A variety of adjacent services provide more intense or personal supports for Californians, including the Department of RehabilitationCalWORKS, and CalFresh Employment & Training (E&T), among several others.  

 

California Community College (CCC) Resources

Meanwhile, the California Community Colleges Chancellor’s Office (CCCCO) has been steadily working toward the State’s economic goals, too. The CCCCO’s primary function is the administration of its 116 community colleges. Together, these schools offer more than 350 distinct fields of study, 4,500+ associate degree programs, and over 8,000 certification programs to more than two million students annually. Of those students, more than 25% (500,000+) engage in CTE programs and coursework. The agency’s Workforce & Economic Development Division (WEDD) oversees the administration of CTE programs and how they respond to laborforce demands. It also manages state, regional, and local activities driven by California’s Strong Workforce Program (SWF), Adult Education Program (AEP), Apprenticeship Initiative, and the Economic Workforce Development programs (EWD) at each school.     

Coordinating the efforts of all these schools to achieve overarching, state-level goals is a challenge, which the CCCCO has addressed by implementing two key strategies: 

It approaches the State not as a monolithic entity but instead as a set of eight regions, each of which encompasses all the CCCs within its borders. A ‘consortia’ of CCC leadership from all those schools coordinates regional Career and Technical Education programming (CTE) to establish strategies that connect their CCC students to the jobs and careers they seek. 
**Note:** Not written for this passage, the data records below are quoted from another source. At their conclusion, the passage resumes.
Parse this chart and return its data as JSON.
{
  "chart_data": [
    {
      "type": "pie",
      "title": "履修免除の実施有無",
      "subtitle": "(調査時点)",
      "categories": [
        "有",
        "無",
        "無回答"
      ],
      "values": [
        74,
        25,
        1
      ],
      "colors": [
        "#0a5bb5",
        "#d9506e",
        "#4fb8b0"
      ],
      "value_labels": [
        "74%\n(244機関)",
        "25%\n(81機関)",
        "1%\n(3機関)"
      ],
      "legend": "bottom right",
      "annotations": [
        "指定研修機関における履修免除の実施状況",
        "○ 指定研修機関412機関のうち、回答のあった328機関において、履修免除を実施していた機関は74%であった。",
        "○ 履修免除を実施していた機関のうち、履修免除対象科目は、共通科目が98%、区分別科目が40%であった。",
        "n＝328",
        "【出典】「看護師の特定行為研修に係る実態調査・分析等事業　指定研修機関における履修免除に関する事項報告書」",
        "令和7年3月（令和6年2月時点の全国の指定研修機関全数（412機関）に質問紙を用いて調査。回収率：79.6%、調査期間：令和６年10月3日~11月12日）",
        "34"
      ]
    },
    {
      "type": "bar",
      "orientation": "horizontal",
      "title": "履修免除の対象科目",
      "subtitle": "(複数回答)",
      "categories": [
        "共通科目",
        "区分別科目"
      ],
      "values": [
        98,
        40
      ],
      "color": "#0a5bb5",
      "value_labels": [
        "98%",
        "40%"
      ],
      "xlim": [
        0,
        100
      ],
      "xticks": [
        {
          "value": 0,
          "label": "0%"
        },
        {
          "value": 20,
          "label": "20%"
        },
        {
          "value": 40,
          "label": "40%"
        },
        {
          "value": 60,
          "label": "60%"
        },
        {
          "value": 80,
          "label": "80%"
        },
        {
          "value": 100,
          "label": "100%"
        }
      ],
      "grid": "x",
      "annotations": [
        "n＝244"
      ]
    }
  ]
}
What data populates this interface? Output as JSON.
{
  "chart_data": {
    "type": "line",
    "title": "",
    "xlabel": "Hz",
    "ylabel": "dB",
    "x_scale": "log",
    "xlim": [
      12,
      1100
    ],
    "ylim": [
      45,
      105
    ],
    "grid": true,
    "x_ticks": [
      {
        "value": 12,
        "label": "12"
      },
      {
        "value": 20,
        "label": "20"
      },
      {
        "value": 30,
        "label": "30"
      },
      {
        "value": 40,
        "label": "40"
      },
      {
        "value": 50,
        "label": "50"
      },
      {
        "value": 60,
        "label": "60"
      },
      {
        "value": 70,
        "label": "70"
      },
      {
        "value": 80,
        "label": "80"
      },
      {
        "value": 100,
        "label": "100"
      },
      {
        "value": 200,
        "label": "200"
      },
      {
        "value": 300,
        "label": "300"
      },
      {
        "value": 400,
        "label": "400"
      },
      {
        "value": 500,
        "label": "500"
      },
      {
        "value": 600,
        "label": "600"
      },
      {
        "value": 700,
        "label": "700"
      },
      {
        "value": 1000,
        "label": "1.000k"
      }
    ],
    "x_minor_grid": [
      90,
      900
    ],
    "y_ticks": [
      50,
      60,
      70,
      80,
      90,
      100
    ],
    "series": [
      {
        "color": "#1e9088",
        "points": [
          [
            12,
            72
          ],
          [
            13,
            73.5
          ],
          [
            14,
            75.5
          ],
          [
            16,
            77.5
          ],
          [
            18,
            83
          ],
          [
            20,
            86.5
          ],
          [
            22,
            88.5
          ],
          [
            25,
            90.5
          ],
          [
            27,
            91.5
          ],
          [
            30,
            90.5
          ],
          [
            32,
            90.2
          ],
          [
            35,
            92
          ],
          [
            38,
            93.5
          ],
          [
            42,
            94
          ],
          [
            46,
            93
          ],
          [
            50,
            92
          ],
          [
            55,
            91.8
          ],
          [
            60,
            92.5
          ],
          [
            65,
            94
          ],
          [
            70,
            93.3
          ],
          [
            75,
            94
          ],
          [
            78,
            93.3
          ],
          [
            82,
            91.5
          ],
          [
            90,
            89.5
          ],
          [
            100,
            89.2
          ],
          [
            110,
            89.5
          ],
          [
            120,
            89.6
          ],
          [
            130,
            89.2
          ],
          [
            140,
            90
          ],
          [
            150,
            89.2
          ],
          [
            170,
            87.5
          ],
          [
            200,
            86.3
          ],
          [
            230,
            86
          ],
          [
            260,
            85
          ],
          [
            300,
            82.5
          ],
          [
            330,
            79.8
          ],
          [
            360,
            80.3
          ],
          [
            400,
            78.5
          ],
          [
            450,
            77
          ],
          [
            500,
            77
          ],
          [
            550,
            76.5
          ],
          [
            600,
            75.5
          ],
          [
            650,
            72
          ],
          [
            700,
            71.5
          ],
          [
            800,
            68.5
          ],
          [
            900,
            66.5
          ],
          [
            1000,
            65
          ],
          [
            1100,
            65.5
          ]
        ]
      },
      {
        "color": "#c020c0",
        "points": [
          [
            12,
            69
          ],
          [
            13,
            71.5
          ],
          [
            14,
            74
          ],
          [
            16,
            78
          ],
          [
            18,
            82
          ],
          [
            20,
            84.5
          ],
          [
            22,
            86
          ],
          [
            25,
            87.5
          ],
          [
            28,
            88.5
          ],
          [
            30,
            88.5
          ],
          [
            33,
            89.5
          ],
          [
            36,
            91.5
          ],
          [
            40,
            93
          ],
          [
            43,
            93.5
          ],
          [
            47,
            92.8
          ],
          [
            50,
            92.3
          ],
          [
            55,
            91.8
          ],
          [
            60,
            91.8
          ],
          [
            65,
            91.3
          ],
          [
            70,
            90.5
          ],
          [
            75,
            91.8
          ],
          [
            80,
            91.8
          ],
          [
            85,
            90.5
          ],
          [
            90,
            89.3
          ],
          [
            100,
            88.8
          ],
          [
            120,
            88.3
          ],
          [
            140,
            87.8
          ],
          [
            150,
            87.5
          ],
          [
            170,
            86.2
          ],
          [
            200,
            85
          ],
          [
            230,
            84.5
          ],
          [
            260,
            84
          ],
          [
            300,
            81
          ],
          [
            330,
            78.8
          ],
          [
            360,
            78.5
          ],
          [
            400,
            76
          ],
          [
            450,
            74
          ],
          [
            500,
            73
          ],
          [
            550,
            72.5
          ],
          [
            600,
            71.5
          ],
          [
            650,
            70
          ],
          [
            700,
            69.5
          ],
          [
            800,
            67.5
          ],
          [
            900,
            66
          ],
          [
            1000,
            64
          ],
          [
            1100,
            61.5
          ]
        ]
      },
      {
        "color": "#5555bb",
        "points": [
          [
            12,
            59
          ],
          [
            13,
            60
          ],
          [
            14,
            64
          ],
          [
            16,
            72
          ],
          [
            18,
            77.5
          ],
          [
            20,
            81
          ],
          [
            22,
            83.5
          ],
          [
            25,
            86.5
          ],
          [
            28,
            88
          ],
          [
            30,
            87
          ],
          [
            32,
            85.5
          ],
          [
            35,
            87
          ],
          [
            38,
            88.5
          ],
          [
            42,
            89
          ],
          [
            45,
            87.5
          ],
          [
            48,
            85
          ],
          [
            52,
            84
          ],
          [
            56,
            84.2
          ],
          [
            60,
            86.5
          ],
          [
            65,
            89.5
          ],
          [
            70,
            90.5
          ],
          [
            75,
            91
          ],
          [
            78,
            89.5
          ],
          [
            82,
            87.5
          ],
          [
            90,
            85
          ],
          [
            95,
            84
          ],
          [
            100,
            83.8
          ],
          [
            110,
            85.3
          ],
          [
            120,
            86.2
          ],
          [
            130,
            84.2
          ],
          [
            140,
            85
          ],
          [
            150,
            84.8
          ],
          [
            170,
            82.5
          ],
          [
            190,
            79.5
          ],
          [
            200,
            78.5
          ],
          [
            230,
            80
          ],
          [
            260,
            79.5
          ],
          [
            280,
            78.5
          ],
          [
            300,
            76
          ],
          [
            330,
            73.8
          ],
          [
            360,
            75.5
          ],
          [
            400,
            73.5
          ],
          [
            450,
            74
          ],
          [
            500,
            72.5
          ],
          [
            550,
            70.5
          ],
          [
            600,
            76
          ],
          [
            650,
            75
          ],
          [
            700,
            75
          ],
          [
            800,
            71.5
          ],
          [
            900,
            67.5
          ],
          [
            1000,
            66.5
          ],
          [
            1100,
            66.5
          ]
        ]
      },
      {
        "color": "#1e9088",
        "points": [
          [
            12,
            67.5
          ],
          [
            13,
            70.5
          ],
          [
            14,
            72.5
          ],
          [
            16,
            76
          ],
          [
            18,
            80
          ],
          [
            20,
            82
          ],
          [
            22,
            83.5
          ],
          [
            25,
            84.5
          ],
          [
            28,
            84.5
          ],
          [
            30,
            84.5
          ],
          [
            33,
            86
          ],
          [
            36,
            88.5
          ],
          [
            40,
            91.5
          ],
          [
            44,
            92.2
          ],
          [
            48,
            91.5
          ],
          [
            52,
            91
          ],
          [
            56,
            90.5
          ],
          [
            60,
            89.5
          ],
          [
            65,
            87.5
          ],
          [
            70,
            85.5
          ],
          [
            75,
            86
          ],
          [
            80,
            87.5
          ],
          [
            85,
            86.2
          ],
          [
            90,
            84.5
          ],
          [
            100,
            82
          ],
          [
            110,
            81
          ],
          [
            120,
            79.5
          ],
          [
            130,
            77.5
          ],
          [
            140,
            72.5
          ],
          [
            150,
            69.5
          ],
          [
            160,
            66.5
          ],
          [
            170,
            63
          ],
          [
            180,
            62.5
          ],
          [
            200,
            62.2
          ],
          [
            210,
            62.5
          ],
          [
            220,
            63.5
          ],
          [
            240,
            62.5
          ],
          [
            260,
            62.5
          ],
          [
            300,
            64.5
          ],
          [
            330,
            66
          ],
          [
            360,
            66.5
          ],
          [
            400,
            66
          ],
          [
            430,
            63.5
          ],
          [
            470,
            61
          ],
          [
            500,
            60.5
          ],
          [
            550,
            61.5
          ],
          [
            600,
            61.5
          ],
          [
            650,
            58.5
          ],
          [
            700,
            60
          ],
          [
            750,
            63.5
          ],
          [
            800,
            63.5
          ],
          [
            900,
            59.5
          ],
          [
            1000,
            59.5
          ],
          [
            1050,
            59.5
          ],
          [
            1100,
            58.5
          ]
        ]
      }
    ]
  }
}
It’s been expanding the State’s CTE programming to fill the labor force demand of those regional businesses and industries.

 

New Initiative Opens New Opportunities …

In response to the economic chaos generated by the COVID-19 pandemic and in conjunction with state and local governments, the CCCCO has launched its most ambitious project yet to pursue statewide economic growth. The 2021 Regional Collaboration and Coordination (RCC) initiative seeks to merge the CTE effort of all the schools in each individual consortia region into a unified workforce development ‘agency’ that is responsive to the needs of both the regional population and the industries within its borders. An added element is an intentional effort to address and repair the damages done by inappropriate but embedded biases and discriminatory activities found in many governmental and industrial systems. The promise of the initiative is to engage all of the State’s resources in its economic recovery so that all of its residents can benefit from those gains. 

The RCC project was compelling changes to the CCC system right from the start. Initially divided into seven consortiums, the RCC grant application process revealed the significant geographical and logistical difficulties posed to the consortium of schools found in the combined Los Angeles and Orange County region (LAOCRC). Together, these two counties are home to 28 CCCs and serve ~700,000 students each year. The size of the combined school districts made a single RCC effort unreasonable, so the collective group of LA and OC college CEOs elected to separate them into two individual regions: the Los Angeles County region and the Orange County region. Even after the split, implementing the RCC initiative will be challenging, especially for the newly named ‘Los Angeles Regional Consortium‘ (LARC) since it is home to 19 CCCs that serve over half a million students each year. 

Pasadena City College (PCC) has been named the RCC LARC coordinator, which launched January 1, 2022. In this role, PCC will work with LA County CTE departments, Economic and Workforce Development departments (EWDs), CCC administrations, and regional businesses and industries to define both the assets and challenges of the regional economy and devise appropriate and successful responses to current and emerging needs. The group will need to access all available governmental and CCC resources to implement the RCC goals.  

California’s CCC-based approach to its Post-COVID-19 economic recovery is yet another element that makes the State truly unique as a leader among America’s states.